La canción "Something to Be" del artista Alex G se presenta como una exploración cruda y visceral de la identidad y las relaciones personales. A través de una narrativa que alterna entre situaciones familiares, conflictos y la búsqueda de sentido en la existencia, Alex G logra transmitir un tono introspectivo y emocionalmente cargado.
En la letra, el protagonista inicia mostrando su vulnerabilidad al describir una pelea con su hermano que resulta en un acto violento. Este intercambio no solo resalta las tensiones comunes entre hermanos, sino que también aborda la culpa y el arrepentimiento. La repetición de "I didn't mean it doesn't mean a thing" implica una lucha interna; aunque las acciones puedan parecer irrelevantes o sin consecuencias serias, estos momentos se agregan a la carga emocional que cada persona lleva consigo.
El viaje hacia el médico con su madre es otra metáfora rica en significados. Aquí, el cuerpo del protagonista se convierte en campo de batalla para decisiones ajenas sobre su bienestar. El lenguaje visual, cuando menciona que "le quitaron los interiores" y "le recortaron las plumas", habla de una despojo personal; le han quitado algo esencial para intentar normalizarlo o salvarlo de sí mismo. Es como si Alex G cuestionara qué significa realmente estar sano: ser simplemente un cadáver vestido o tener una vida rica en experiencias?
El estribillo nostálgico "Being somebody is just something to be" parece resonar con una profunda resignación ante lo absurdo de la vida moderna. Esta frase se repite como un mantra reflexivo que revela un doloroso reconocimiento: existir ya es suficientemente complicado sin añadir la presión social por ser alguien significativo.
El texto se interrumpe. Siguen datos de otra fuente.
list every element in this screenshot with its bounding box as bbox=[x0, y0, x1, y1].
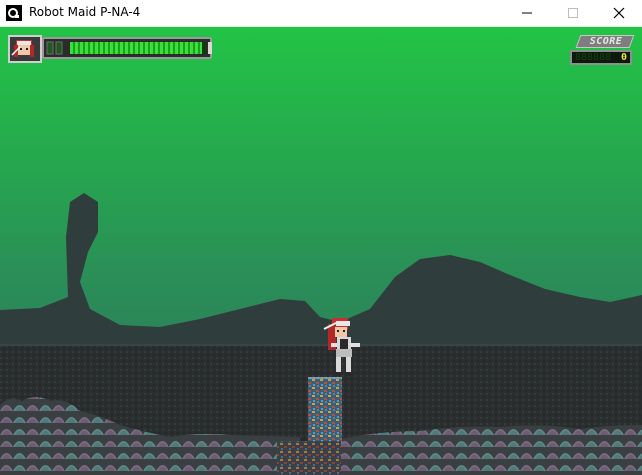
minimize-button[interactable] bbox=[504, 0, 550, 26]
score-hud: SCORE 888888 0 bbox=[568, 35, 635, 67]
robot-maid-face-icon bbox=[11, 40, 34, 57]
score-ghost-digits: 888888 bbox=[575, 52, 612, 63]
pillar-block bbox=[308, 377, 342, 443]
pillar-block-lower bbox=[277, 441, 341, 475]
score-value: 0 bbox=[620, 52, 627, 63]
game-scene bbox=[0, 27, 642, 475]
minimize-icon bbox=[522, 12, 532, 14]
health-hud bbox=[8, 35, 214, 65]
maximize-button[interactable] bbox=[550, 0, 596, 26]
app-icon bbox=[6, 5, 22, 21]
health-bar-fill bbox=[70, 42, 202, 54]
close-icon bbox=[613, 7, 625, 19]
score-label: SCORE bbox=[589, 36, 623, 47]
close-button[interactable] bbox=[596, 0, 642, 26]
game-viewport[interactable]: SCORE 888888 0 bbox=[0, 27, 642, 475]
battery-icon bbox=[46, 41, 63, 55]
title-bar[interactable]: Robot Maid P-NA-4 bbox=[0, 0, 642, 27]
health-bar-frame bbox=[42, 37, 212, 59]
game-window: Robot Maid P-NA-4 SCORE 888888 0 bbox=[0, 0, 642, 475]
health-bar-track bbox=[70, 42, 206, 54]
player-portrait bbox=[8, 35, 42, 63]
window-title: Robot Maid P-NA-4 bbox=[29, 5, 141, 19]
score-display: 888888 0 bbox=[570, 50, 632, 65]
maximize-icon bbox=[568, 8, 578, 18]
health-bar-cap bbox=[208, 42, 212, 54]
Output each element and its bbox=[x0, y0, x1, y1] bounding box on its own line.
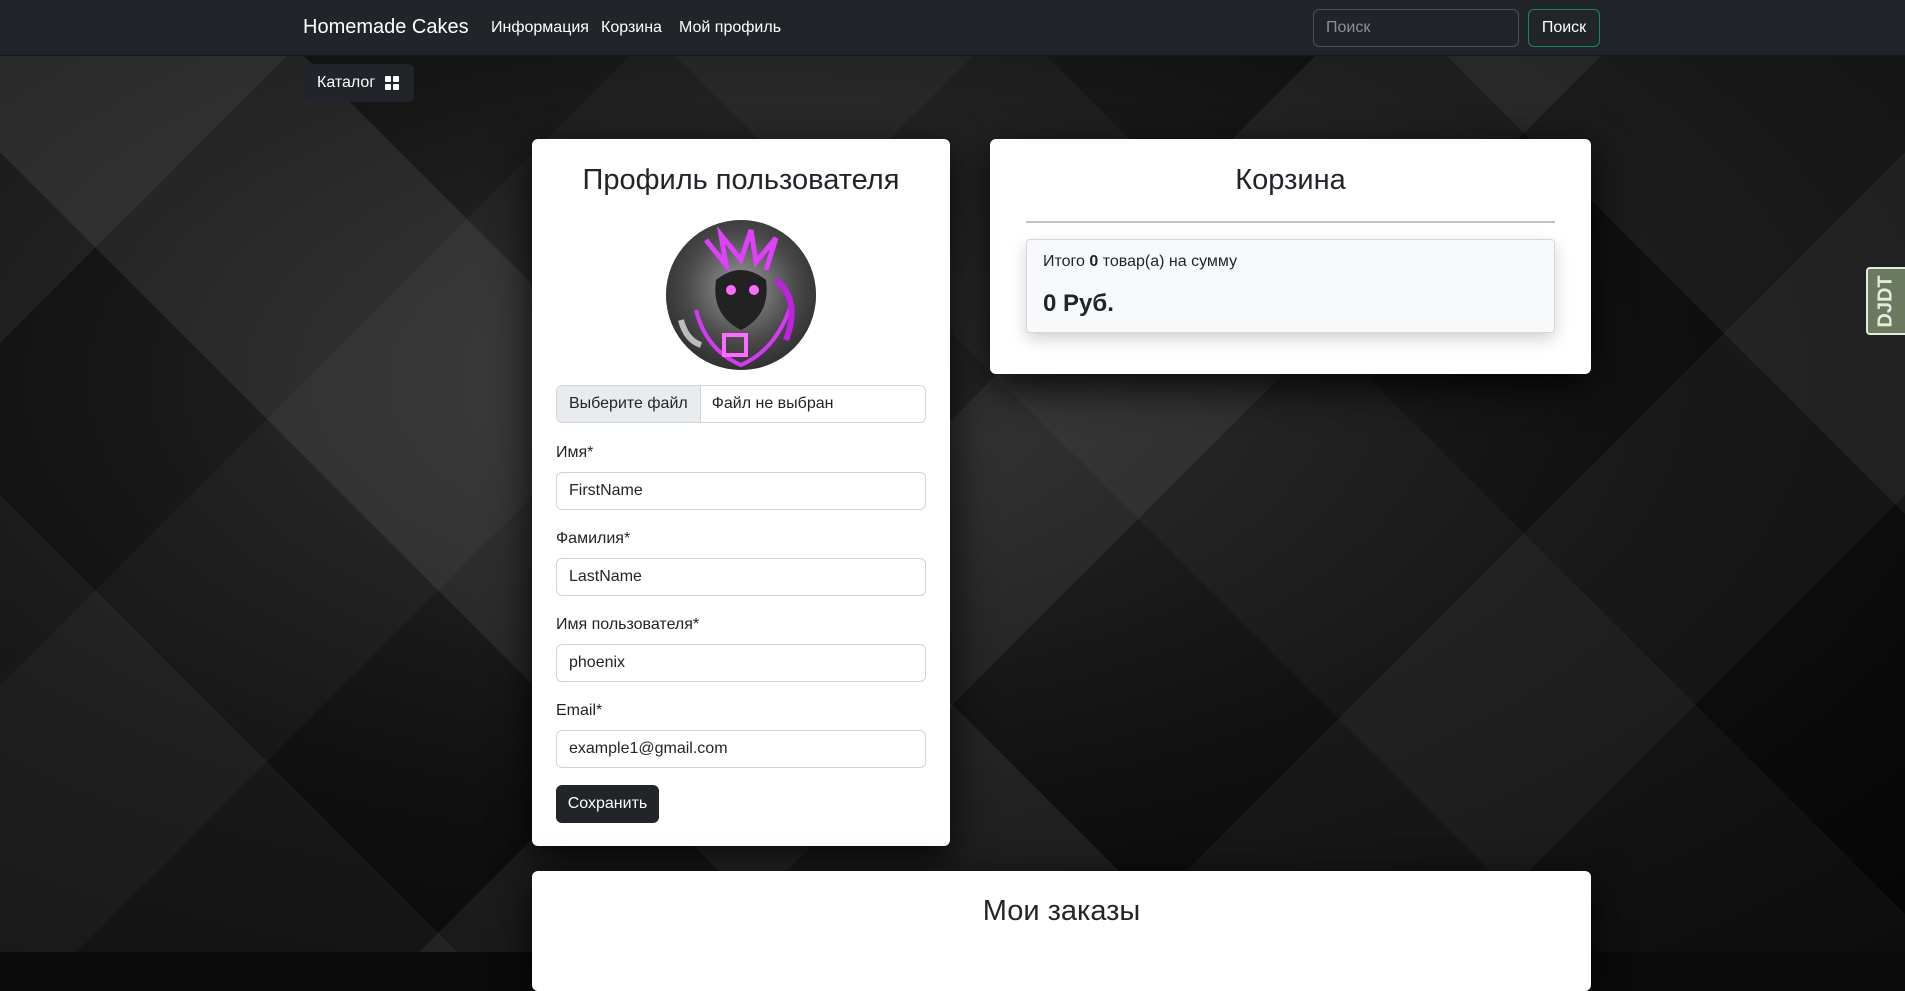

La alienación emerge aquí con fuerza; ser “alguien” se convierte en un fardo más que en un logro deseable.
Además, el uso del lenguaje coloquial y directo conecta al oyente con sus propias experiencias vividas. Las expresiones abruptas resaltan la autenticidad del mensaje mientras reflejan el desencanto generacional frente a expectativas sociales poco realistas.
Desde el contexto cultural, esta obra puede verse como parte de un movimiento musical más amplio donde los artistas independientes exploran temáticas líricas sin adornos ni idealizaciones. Alex G encarna esta tendencia al fusionar rock alternativo con letras sinceras y profundamente personales, destacando sobre otros contemporáneos que tienden a disfrazar sus mensajes detrás de arreglos elaborados.
Por último, mientras examinamos este trabajo dentro del ecosistema musical contemporáneo, resulta fascinante notar cómo canciones similares abordan los mismos temas de identidad e inseguritades existenciales pero desde perspectivas muy distintas. Al comparar “Something to Be” con otras piezas centradas en la realidad emocional sin filtros—como algunas obras de Phoebe Bridgers o Sufjan Stevens—se observa cómo este enfoque directo crea conexiones viscerales con quienes escuchan.
La obra maestra de Alex G nos recuerda lo complejo que puede ser enfrentarse a uno mismo y considerar lo que significa verdaderamente vivir dentro del caos emocional e interno propuesto por nuestras relaciones interpersonales. Su mensaje resuena universalmente: ser alguien no representa un significado intrínseco; ser humano es suficiente carga por sí solo. Y así concluye esta reflexión acerca del sentido implícito tras “Something to Be”, invitando al oyente a reconocer sus propias luchas internas en medio del ruido cotidiano.